The politician is of the view that the draft legislation has a hidden agenda as it allegedly does not reflect the input, concerns and proposals made during the consultative process.
“This strengthens my feeling that it is easy for this government to pretend to listen to the people, to create the illusion of caring about the people and then ignore whatever is suggested that does not further its own agenda,” Smit charged.
He said the Bill has intruded on areas in education that do not need “fixing”. This, he suspects, is because the ruling Swapo Party, through its government “wants to tighten the grip on the teaching sector”.
“This exclusion of inputs received during consultations with stakeholders means that the ministry wants to impose a predetermined outcome on the public,” he said.
Smit said the Bill should not concentrate on disciplinary measures while paying scant attention to burning issues such as effective teacher training.
These comments did not sit well with Hanse-Himarwa, who felt that Smit’s comments were an attack against her person.
“That Bill did not walk into this house by itself. I brought it. You are the last person to criticise that Bill. You are the most dishonest person I have ever seen. You are a Koevoet, nonsense [sic],” Hanse-Himarwa told Smit.
‘Koevoet’ refers to the counter-insurgency branch of the apartheid South West African Police.
Economic Planning Minister Obeth Kandjoze stepped in to calm down Hanse-Himarwa, however, his efforts were in vain as the education minister continued venting her anger.

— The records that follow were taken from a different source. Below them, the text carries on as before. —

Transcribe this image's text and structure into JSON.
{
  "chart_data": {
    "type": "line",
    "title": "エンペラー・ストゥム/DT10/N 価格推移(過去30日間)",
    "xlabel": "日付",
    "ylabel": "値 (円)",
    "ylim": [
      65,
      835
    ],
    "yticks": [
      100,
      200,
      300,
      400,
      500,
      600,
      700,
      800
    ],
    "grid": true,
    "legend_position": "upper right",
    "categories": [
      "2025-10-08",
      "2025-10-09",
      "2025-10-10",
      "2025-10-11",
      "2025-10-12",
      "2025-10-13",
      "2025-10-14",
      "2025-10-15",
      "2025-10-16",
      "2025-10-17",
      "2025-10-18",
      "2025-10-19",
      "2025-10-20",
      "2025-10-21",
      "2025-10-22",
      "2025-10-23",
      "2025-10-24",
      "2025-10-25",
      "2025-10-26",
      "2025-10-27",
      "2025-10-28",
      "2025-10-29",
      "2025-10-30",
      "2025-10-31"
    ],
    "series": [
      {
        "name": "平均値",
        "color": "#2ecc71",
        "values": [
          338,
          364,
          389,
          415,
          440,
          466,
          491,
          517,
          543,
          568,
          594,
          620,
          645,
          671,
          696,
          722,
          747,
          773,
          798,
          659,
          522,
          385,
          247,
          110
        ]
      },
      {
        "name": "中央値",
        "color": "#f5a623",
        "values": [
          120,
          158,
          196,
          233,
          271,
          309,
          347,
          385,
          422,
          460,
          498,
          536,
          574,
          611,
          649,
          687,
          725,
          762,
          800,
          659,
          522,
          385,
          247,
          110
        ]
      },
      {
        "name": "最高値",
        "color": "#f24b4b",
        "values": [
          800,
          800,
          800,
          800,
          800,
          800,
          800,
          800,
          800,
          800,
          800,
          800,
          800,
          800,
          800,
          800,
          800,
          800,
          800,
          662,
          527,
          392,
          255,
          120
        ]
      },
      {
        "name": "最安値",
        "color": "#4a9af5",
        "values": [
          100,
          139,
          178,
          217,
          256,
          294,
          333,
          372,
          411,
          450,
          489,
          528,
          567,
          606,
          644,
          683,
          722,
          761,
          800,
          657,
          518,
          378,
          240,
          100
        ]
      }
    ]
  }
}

“I want to remind the honourable Koevoet member that the artificial concerns that he is showing today in the Bill is the rectification and justification and correction of the skewed Bantu education that he and his system created,” a clearly agitated Hanse-Himarwa said.
Smit interjected: “You are a disgrace to this house!”
Hanse-Himarwa retorted: “You are one hundred times a disgrace to this house!”
It was at this point that Prime Minister Saara Kuugongelwa-Amadhila entered the fray, calling on both Smit and Hanse-Himarwa to desist from using vulgar language.
“I want to appeal to all the people that are involved to please put aside these attacks…whether it is an attack against the person or the Bill. If there is a shortcoming in anything that comes to the house, point out that shortcoming. Put forward your alternative proposal,” she appealed.
If passed into law, the Basic Education Bill will replace the Education Act of 2001 to better reflect Namibia’s development aspirations, the education minister said last month.